Tracing the Colonial Legacy of UK Sugar

1st Dec 23 by Jessica Sinclair Taylor & Krysia Woroniecka

The UK sugar industry has a long and ignoble history of state-supported exploitation, racism and colonialism.

Recently the government committed a small act of sanity by deciding not to go ahead with granting the UK’s only sugar cane importer, Tate & Lyle, an  extra tariff-free quota of sugar cane. Effectively, this would have given Tate & Lyle a tax break to increase the UK’s sugar supply even further. The UK already has far too much sugar on the market – more than 2.5 times the amount needed to give everyone their recommended allowance.

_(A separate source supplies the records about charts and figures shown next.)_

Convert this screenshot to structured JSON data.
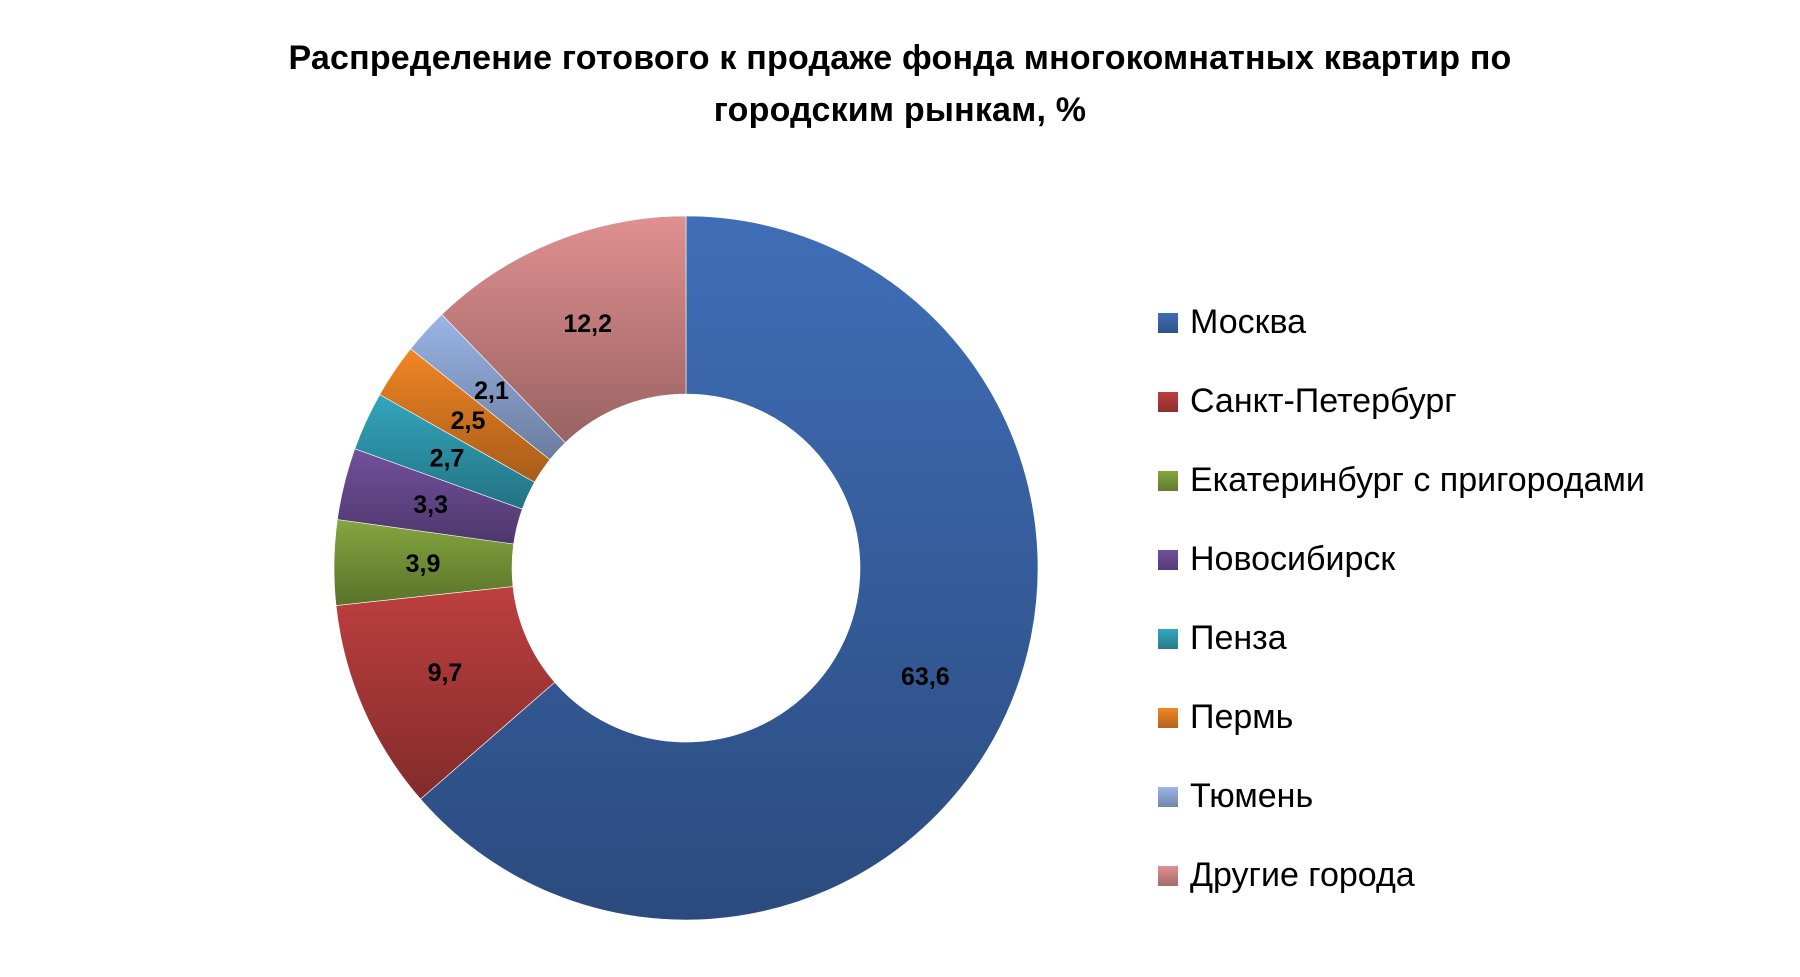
{
  "chart_data": {
    "type": "pie",
    "variant": "donut",
    "title_lines": [
      "Распределение готового к продаже фонда многокомнатных квартир по",
      "городским рынкам, %"
    ],
    "legend_position": "right",
    "slices": [
      {
        "label": "Москва",
        "value": 63.6,
        "display": "63,6",
        "color": "#3a66aa"
      },
      {
        "label": "Санкт-Петербург",
        "value": 9.7,
        "display": "9,7",
        "color": "#b03a3a"
      },
      {
        "label": "Екатеринбург с пригородами",
        "value": 3.9,
        "display": "3,9",
        "color": "#7a9a3a"
      },
      {
        "label": "Новосибирск",
        "value": 3.3,
        "display": "3,3",
        "color": "#6a4a92"
      },
      {
        "label": "Пенза",
        "value": 2.7,
        "display": "2,7",
        "color": "#2f9ab0"
      },
      {
        "label": "Пермь",
        "value": 2.5,
        "display": "2,5",
        "color": "#e07c22"
      },
      {
        "label": "Тюмень",
        "value": 2.1,
        "display": "2,1",
        "color": "#8fa8d6"
      },
      {
        "label": "Другие города",
        "value": 12.2,
        "display": "12,2",
        "color": "#cf8585"
      }
    ]
  }
}
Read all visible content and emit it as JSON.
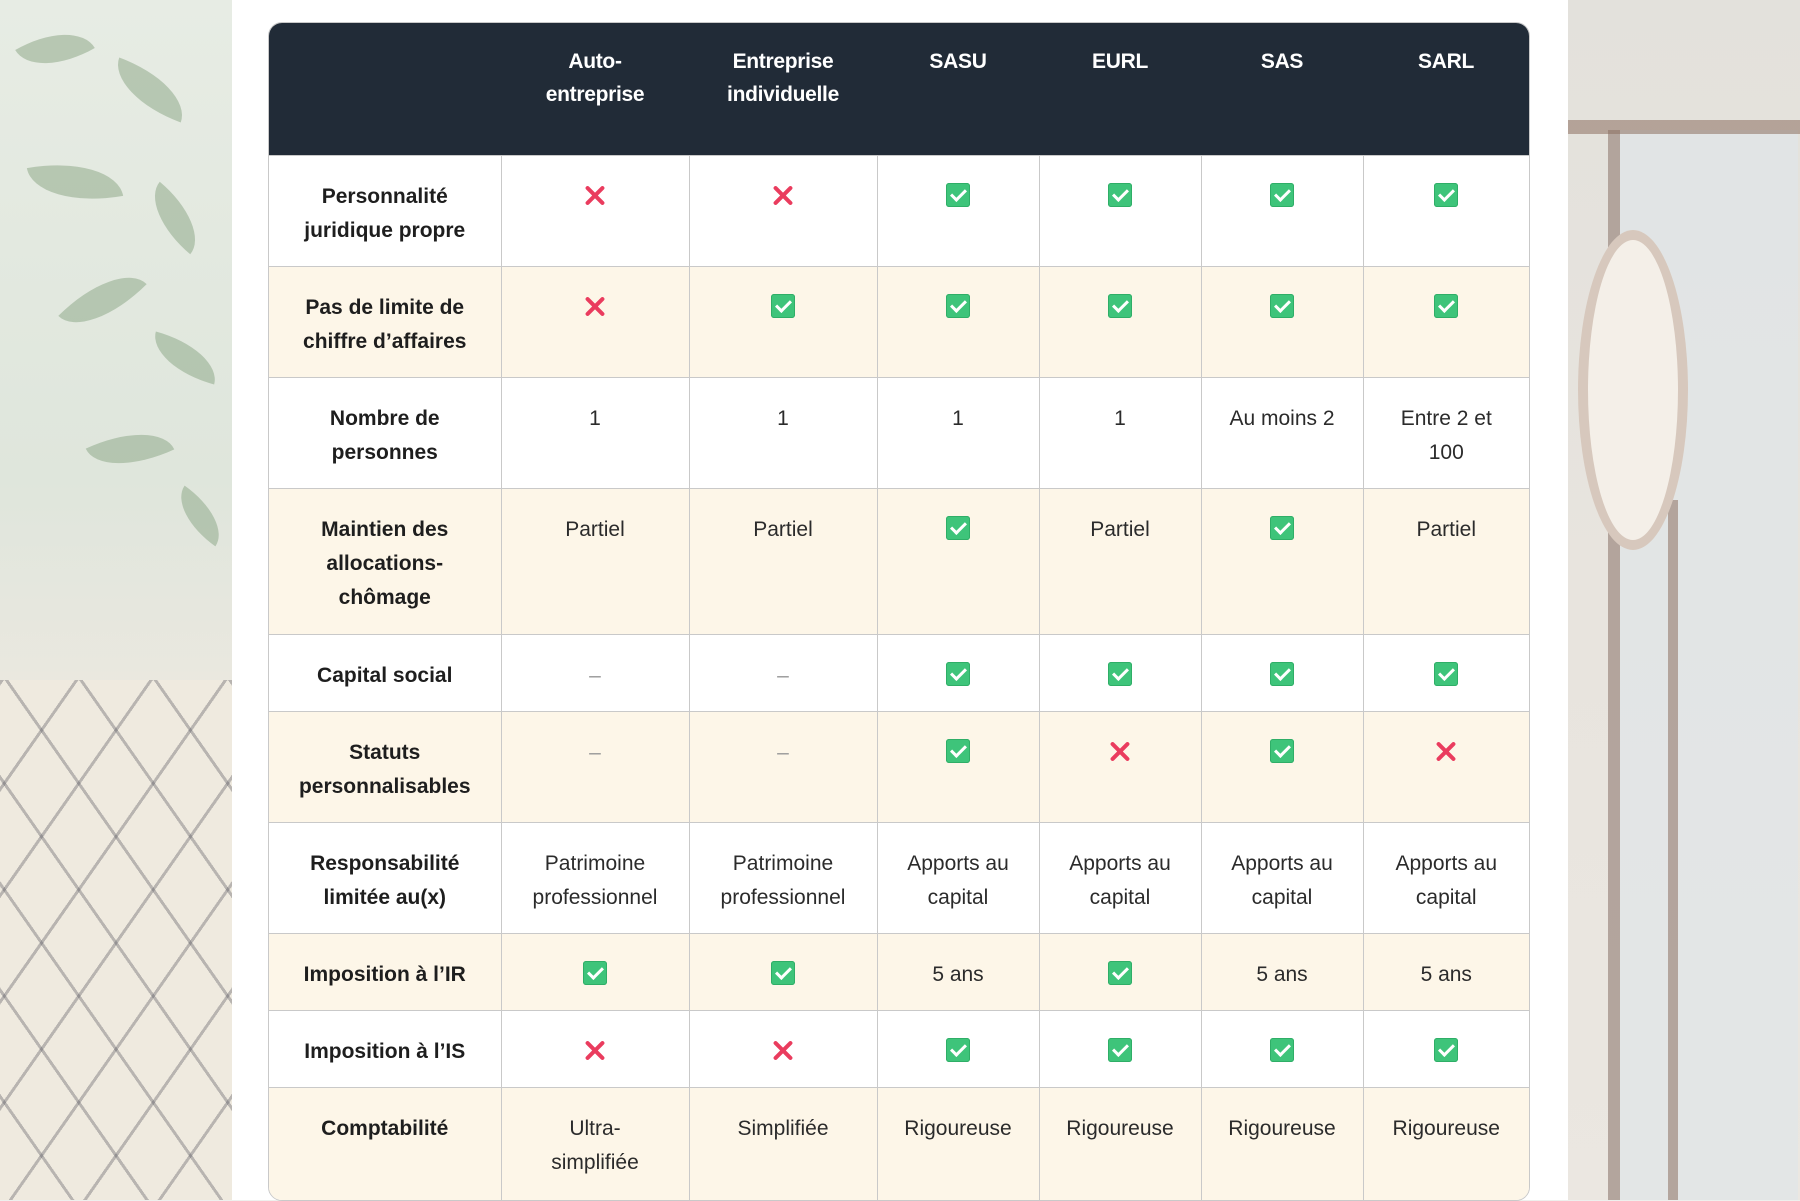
{
  "table": {
    "headers": [
      "",
      "Auto-entreprise",
      "Entreprise individuelle",
      "SASU",
      "EURL",
      "SAS",
      "SARL"
    ],
    "header_lines": [
      [],
      [
        "Auto-",
        "entreprise"
      ],
      [
        "Entreprise",
        "individuelle"
      ],
      [
        "SASU"
      ],
      [
        "EURL"
      ],
      [
        "SAS"
      ],
      [
        "SARL"
      ]
    ],
    "rows": [
      {
        "label_lines": [
          "Personnalité",
          "juridique propre"
        ],
        "cells": [
          {
            "icon": "cross-icon"
          },
          {
            "icon": "cross-icon"
          },
          {
            "icon": "check-icon"
          },
          {
            "icon": "check-icon"
          },
          {
            "icon": "check-icon"
          },
          {
            "icon": "check-icon"
          }
        ]
      },
      {
        "label_lines": [
          "Pas de limite de",
          "chiffre d’affaires"
        ],
        "cells": [
          {
            "icon": "cross-icon"
          },
          {
            "icon": "check-icon"
          },
          {
            "icon": "check-icon"
          },
          {
            "icon": "check-icon"
          },
          {
            "icon": "check-icon"
          },
          {
            "icon": "check-icon"
          }
        ]
      },
      {
        "label_lines": [
          "Nombre de",
          "personnes"
        ],
        "cells": [
          {
            "lines": [
              "1"
            ]
          },
          {
            "lines": [
              "1"
            ]
          },
          {
            "lines": [
              "1"
            ]
          },
          {
            "lines": [
              "1"
            ]
          },
          {
            "lines": [
              "Au moins 2"
            ]
          },
          {
            "lines": [
              "Entre 2 et",
              "100"
            ]
          }
        ]
      },
      {
        "label_lines": [
          "Maintien des",
          "allocations-",
          "chômage"
        ],
        "cells": [
          {
            "lines": [
              "Partiel"
            ]
          },
          {
            "lines": [
              "Partiel"
            ]
          },
          {
            "icon": "check-icon"
          },
          {
            "lines": [
              "Partiel"
            ]
          },
          {
            "icon": "check-icon"
          },
          {
            "lines": [
              "Partiel"
            ]
          }
        ]
      },
      {
        "label_lines": [
          "Capital social"
        ],
        "cells": [
          {
            "dash": "–"
          },
          {
            "dash": "–"
          },
          {
            "icon": "check-icon"
          },
          {
            "icon": "check-icon"
          },
          {
            "icon": "check-icon"
          },
          {
            "icon": "check-icon"
          }
        ]
      },
      {
        "label_lines": [
          "Statuts",
          "personnalisables"
        ],
        "cells": [
          {
            "dash": "–"
          },
          {
            "dash": "–"
          },
          {
            "icon": "check-icon"
          },
          {
            "icon": "cross-icon"
          },
          {
            "icon": "check-icon"
          },
          {
            "icon": "cross-icon"
          }
        ]
      },
      {
        "label_lines": [
          "Responsabilité",
          "limitée au(x)"
        ],
        "cells": [
          {
            "lines": [
              "Patrimoine",
              "professionnel"
            ]
          },
          {
            "lines": [
              "Patrimoine",
              "professionnel"
            ]
          },
          {
            "lines": [
              "Apports au",
              "capital"
            ]
          },
          {
            "lines": [
              "Apports au",
              "capital"
            ]
          },
          {
            "lines": [
              "Apports au",
              "capital"
            ]
          },
          {
            "lines": [
              "Apports au",
              "capital"
            ]
          }
        ]
      },
      {
        "label_lines": [
          "Imposition à l’IR"
        ],
        "cells": [
          {
            "icon": "check-icon"
          },
          {
            "icon": "check-icon"
          },
          {
            "lines": [
              "5 ans"
            ]
          },
          {
            "icon": "check-icon"
          },
          {
            "lines": [
              "5 ans"
            ]
          },
          {
            "lines": [
              "5 ans"
            ]
          }
        ]
      },
      {
        "label_lines": [
          "Imposition à l’IS"
        ],
        "cells": [
          {
            "icon": "cross-icon"
          },
          {
            "icon": "cross-icon"
          },
          {
            "icon": "check-icon"
          },
          {
            "icon": "check-icon"
          },
          {
            "icon": "check-icon"
          },
          {
            "icon": "check-icon"
          }
        ]
      },
      {
        "label_lines": [
          "Comptabilité"
        ],
        "cells": [
          {
            "lines": [
              "Ultra-",
              "simplifiée"
            ]
          },
          {
            "lines": [
              "Simplifiée"
            ]
          },
          {
            "lines": [
              "Rigoureuse"
            ]
          },
          {
            "lines": [
              "Rigoureuse"
            ]
          },
          {
            "lines": [
              "Rigoureuse"
            ]
          },
          {
            "lines": [
              "Rigoureuse"
            ]
          }
        ]
      }
    ]
  },
  "colors": {
    "header_bg": "#212b37",
    "alt_row_bg": "#fdf6e8",
    "check": "#3ec47a",
    "cross": "#ea3c5e"
  }
}
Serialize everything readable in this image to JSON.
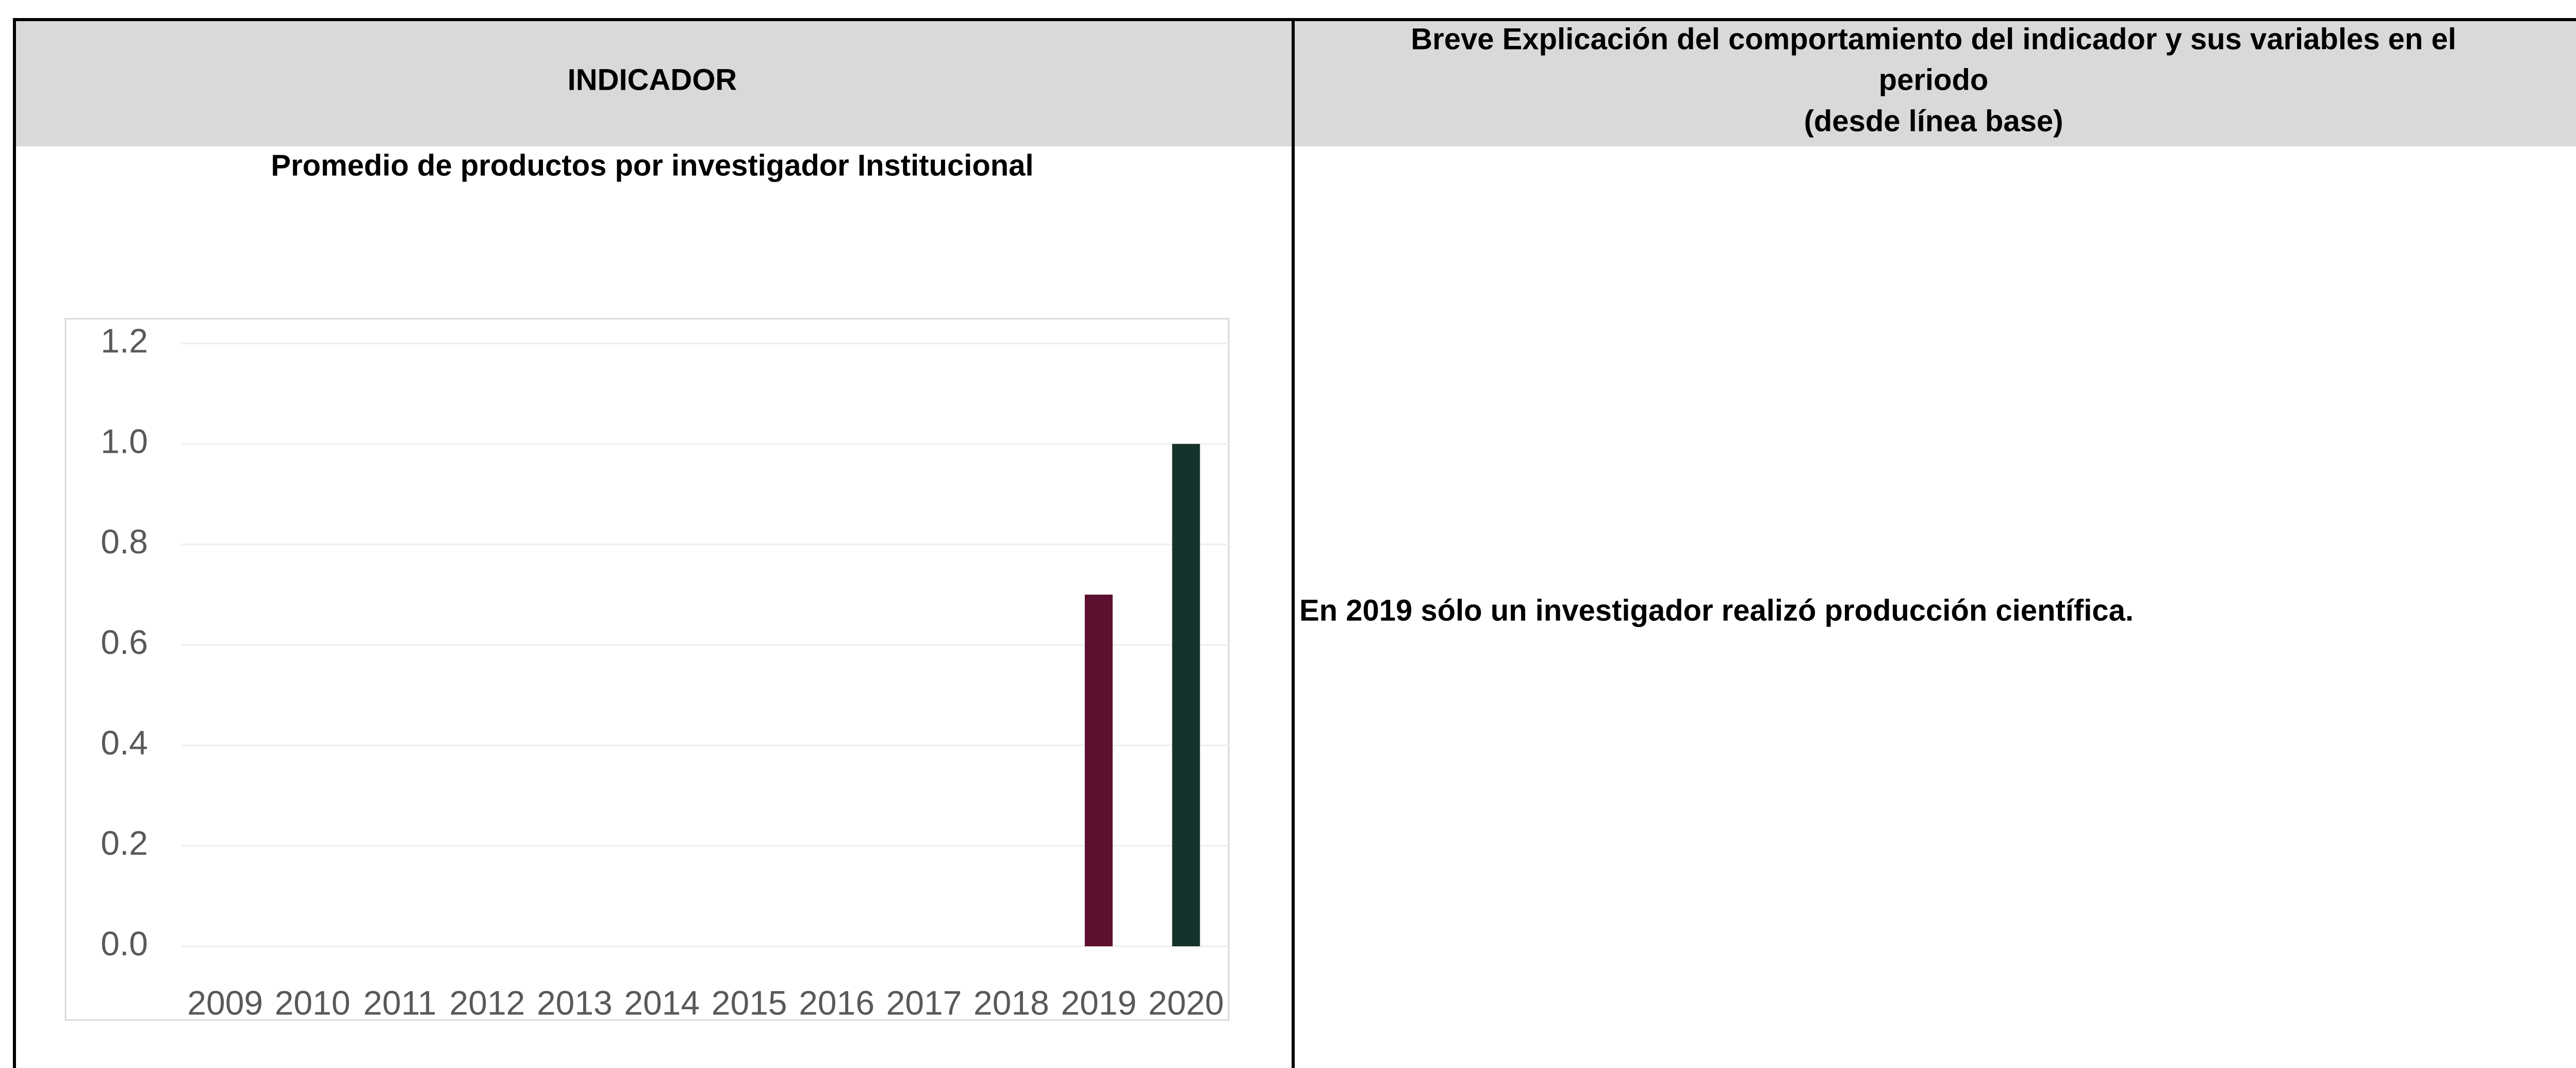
{
  "table": {
    "header_left": "INDICADOR",
    "header_right": [
      "Breve Explicación del comportamiento del indicador y sus variables en el",
      "periodo",
      "(desde línea base)"
    ],
    "cell_right": "En 2019 sólo un investigador realizó producción científica."
  },
  "chart_data": {
    "type": "bar",
    "title": "Promedio de productos por investigador Institucional",
    "categories": [
      "2009",
      "2010",
      "2011",
      "2012",
      "2013",
      "2014",
      "2015",
      "2016",
      "2017",
      "2018",
      "2019",
      "2020"
    ],
    "values": [
      null,
      null,
      null,
      null,
      null,
      null,
      null,
      null,
      null,
      null,
      0.7,
      1
    ],
    "colors": [
      null,
      null,
      null,
      null,
      null,
      null,
      null,
      null,
      null,
      null,
      "#5c0f2e",
      "#15332c"
    ],
    "ylim": [
      0,
      1.2
    ],
    "yticks": [
      {
        "value": 0,
        "label": "0.0"
      },
      0.2,
      0.4,
      0.6,
      0.8,
      {
        "value": 1,
        "label": "1.0"
      },
      1.2
    ],
    "grid": true
  }
}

How the government props up Big Sugar

A very brief history of sugar production reveals that sugar production has long been entwined with state support, with enormous impacts on the lives of people across the globe. Described as ‘White Gold’, sugar acted as the economic vehicle of hundreds of years of oppression and murder of enslaved Africans and Afro-Caribbeans.

The UK sugar industry has a long and ignoble history of state-supported exploitation, racism and colonialism, which continues to this day. Back in the 17th century, the British Crown applied protectionist taxation policies to support imports of semi-processed sugar grown by enslaved Africans in plantations in the Caribbean. Slavery – the backbone of the early sugar industry – was underwritten by state support from the very beginning. This stretches to the present day – it was only in 2015 that British taxpayers finished ‘paying off’ a massive debt incurred by the government to compensate slave owners when slavery was abolished in 1835. Meanwhile, reparations and compensation to those who were enslaved remain firmly off the state’s agenda.

Plantation sugar was historically refined by many small refineries around the UK. Today the UK has only two sugar producers: Tate & Lyle Sugars (owned by American company ASR), which refines imported sugar cane; and British Sugar, which refines domestically grown sugar beet. This extraordinary duopoly has, and continues to, enjoy special treatment from the state – Tate & Lyle has access to tariff-free imports of sugar cane, and British Sugar, which received 11 years of subsidy in the 1930s and 1940s before eventually being nationalised, continues as a private corporation to benefit from agricultural subsidy of the production of beet.

One reason often given for ongoing subsidy of sugar imports in particular is that the UK has a historic responsibility to Caribbean sugar-producing nations to support this industry – an implicit and perhaps unconscious acknowledgement of the deep and abiding harm to not only the people brought to the Caribbean to work on sugar plantations, but also the land and economies of sugar-producing former colonies. Sugar plantations displaced Indigenous people, and destroyed the ecosystems upon which they depended. Today, this guilt-laced and ineffective logic no longer stands up – since Brexit liberalised our trade regime, the majority of UK sugar cane imports now come from Brazil, which is seen by ASR as offering ‘higher environmental and ethical standards’.

The reality is that sugar has always been monopolised to produce profits for the few and harms for the many. These harms disproportionately affect people of colour.

Sugar continues to damage black bodies today. Black people and people of colour are more likely to suffer from diet-related health impacts linked to overconsumption of highly sweetened foods, including Type 2 Diabetes. Childhood tooth decay, one of the biggest health impacts of overconsumption of sugar, is highest in Asian, Black and Mixed race children.

Colonialism and corporate greed – a recipe for our sugar addiction

In 1999, Harvard historian Walter Johnson wrote: “Much of the Atlantic trade was triangular: enslaved people from Africa; sugar from the West Indies and Brazil; money and manufactures from Europe… People were traded along the bottom of the triangle; profits would stick at the top.”

The same holds true today. As climate change drives fluctuations in sugar production and prices rise, neither farmers growing sugar beet in the UK, nor Black communities, benefit from the vast proceeds of this so-called ‘White Gold’. Associated British Foods, the holding company for British Sugar, brought in £162 million in profits in 2021/2022 from its worldwide sugar business. Meanwhile, Tate & Lyle’s UK sugar operations are now owned by American Sugar Refining Group, whose profits in Europe 2022 were EUR29.8 million. The sums are vast, and they continue to be made on the back of exploitation, whilst inaccurate narratives around guilt prevent us from pursuing justice: Money flows up the corporate pile, and the damage is left on the millions of bodies affected by this dangerous industry.

The history of ‘White Gold’ is a reminder that even the mundane things in our kitchen cupboards, snuck into our food, and passing through the tedious stages of government quota consultations, are deeply tied up in the threads of exploitation that run throughout our food system – those of the past and the ones we’re still untangling today.